J'entendais ce qu'elles disaient, mais ça me glissait dessus sans m'atteindre et je me contentais d'un sourire amusé en guise de réponse, content d'être monté sur scène et immensément fier de ne pas avoir gâché le spectacle, je ne remarquais même pas les regards pourtant déplacés de certains clients à mon égard.

Ma bonne mémoire me fut très utile pour faire le service, car il y avait beaucoup à faire, entre les numéros de table, les commandes, l'ordre dans lequel on était censées faire le service, les petites politesses... Mes compétences déplorables en accueil et mon manque de patience s'étaient dissoutes dans la bonne humeur que je semblais partager avec la plupart des clients. Même si j'avais parfois oublié qui avait commandé quoi en arrivant à la table et fait quelques erreurs, personne ne me fit de remarques acides. Il faut dire que d'après les autres filles, il y avait beaucoup d'habitués qui savaient que j'étais nouvelle.

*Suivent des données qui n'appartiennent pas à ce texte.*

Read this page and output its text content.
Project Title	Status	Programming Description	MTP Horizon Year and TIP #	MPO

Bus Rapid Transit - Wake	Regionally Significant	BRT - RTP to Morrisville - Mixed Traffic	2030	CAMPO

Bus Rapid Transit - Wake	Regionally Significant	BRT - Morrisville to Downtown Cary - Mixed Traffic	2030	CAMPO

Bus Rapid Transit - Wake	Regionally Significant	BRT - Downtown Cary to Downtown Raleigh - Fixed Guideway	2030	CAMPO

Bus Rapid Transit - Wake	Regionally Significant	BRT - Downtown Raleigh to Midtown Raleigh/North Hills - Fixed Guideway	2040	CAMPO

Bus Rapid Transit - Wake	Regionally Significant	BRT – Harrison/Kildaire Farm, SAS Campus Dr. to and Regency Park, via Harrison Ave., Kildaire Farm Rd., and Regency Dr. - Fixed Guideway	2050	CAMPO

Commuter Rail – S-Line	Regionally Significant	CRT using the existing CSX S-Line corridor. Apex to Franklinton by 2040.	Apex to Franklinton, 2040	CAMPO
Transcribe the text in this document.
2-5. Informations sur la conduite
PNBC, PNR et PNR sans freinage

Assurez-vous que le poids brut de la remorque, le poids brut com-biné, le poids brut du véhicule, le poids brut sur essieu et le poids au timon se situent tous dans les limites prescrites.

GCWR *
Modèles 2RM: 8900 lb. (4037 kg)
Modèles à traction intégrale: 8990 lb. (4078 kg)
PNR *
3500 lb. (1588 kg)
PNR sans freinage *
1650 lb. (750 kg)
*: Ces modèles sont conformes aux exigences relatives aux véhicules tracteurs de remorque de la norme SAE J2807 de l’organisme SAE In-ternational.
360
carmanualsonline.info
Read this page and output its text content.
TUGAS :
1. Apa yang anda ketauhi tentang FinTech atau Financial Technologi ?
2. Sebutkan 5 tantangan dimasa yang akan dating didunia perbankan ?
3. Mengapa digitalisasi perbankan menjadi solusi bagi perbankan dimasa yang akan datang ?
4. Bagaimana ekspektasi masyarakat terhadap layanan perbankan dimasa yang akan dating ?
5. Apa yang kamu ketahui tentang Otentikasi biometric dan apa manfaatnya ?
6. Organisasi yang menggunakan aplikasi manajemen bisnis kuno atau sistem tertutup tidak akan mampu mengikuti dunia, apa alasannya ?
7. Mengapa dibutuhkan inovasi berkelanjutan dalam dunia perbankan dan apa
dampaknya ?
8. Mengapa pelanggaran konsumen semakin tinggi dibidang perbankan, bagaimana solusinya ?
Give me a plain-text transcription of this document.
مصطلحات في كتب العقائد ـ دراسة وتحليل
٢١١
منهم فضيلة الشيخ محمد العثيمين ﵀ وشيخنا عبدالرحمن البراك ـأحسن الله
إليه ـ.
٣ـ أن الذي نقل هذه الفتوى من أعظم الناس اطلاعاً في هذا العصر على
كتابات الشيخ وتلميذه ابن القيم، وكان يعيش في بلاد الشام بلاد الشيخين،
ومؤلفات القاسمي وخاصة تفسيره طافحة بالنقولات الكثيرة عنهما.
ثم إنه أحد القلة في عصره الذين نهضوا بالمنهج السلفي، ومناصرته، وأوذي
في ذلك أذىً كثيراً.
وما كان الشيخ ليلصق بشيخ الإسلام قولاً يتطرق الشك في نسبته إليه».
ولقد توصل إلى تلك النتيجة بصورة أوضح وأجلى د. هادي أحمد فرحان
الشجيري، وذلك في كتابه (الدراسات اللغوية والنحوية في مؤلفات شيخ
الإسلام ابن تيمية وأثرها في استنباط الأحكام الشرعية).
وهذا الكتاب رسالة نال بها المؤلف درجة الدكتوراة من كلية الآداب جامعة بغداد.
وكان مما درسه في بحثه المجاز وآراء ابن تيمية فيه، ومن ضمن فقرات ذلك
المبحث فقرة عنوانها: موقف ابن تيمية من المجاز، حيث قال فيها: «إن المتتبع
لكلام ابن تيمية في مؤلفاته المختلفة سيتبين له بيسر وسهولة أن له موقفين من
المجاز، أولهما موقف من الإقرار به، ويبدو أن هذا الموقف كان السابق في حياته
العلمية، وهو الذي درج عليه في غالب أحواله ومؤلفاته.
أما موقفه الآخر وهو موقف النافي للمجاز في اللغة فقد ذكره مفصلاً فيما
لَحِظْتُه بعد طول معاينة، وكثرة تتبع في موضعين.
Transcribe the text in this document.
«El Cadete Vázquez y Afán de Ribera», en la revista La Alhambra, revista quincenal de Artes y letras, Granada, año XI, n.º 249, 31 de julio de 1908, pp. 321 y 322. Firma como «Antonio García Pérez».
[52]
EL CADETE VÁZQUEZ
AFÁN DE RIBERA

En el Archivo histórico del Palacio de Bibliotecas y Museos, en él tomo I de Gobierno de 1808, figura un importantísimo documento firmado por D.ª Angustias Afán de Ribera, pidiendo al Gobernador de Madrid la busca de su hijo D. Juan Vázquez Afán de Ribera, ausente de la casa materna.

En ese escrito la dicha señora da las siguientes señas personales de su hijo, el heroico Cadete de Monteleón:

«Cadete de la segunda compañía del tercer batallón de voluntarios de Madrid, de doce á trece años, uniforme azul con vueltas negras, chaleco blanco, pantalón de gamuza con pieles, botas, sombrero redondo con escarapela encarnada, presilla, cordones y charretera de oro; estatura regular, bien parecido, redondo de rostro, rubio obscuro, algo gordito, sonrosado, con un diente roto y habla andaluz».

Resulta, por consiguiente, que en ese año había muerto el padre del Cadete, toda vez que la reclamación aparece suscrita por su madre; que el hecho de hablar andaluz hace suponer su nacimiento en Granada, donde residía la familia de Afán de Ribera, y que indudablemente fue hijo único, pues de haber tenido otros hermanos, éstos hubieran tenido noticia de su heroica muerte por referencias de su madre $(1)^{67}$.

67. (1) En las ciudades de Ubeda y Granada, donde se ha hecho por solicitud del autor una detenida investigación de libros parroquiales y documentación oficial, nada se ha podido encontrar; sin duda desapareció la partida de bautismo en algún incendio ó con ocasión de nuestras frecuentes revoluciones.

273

Évidemment, c'est à moi qu'on demanda de servir Ian Landry. Retombant à pieds joints dans le monde réel à cette annonce, je tâchai de ne pas perdre mon sourire tandis que je m'approchais à sa table, le cœur battant la chamade. Il fallait que j'évite d'avoir l'air parachutée par hasard, sinon il se douterait de quelque chose. Il était sûrement assez intelligent pour ça. Mon esprit était tellement focalisé sur lui que je remarquais à peine le reste de la tablée ou se trouvaient essentiellement des militaires hauts gradés, et un homme en costume visiblement étranger.

Quand je déchargeai mon plateau sur la table en annonçant les différents cocktails, je n'osai pas vraiment le regarder en face, une partie de moi restant vaguement inquiète à l'idée qu'il me reconnaisse. Moi qui n'avais pas eu droit au moindre coup d'œil durant la soirée où je m'étais invité chez lui, protégé par mon apparence de Fullmetal Alchemist, je me sentis décortiquée de haut en bas par un long regard particulièrement pesant. Je restai quelques secondes à côté de la table, le plateau calé sous le bras, tandis qu'un autre client de la table me posait deux ou trois questions auxquelles je répondis brièvement, me sentant de moins en moins à l'aise tout en essayant de ne pas le laisser paraître. En partant, j'osai lancer un bref coup d'œil à Ian Landry. Le candidat planta son regard droit dans le mien avec une attention qui me poussa à me hâter.

Je n'avais pas couru, mais j'avais presque le souffle court quand j'arrivai à la cuisine ou Roxane se trouvait. Le souffle court et la nausée.

- On dirait qu'il est ferré, lui soufflai-je.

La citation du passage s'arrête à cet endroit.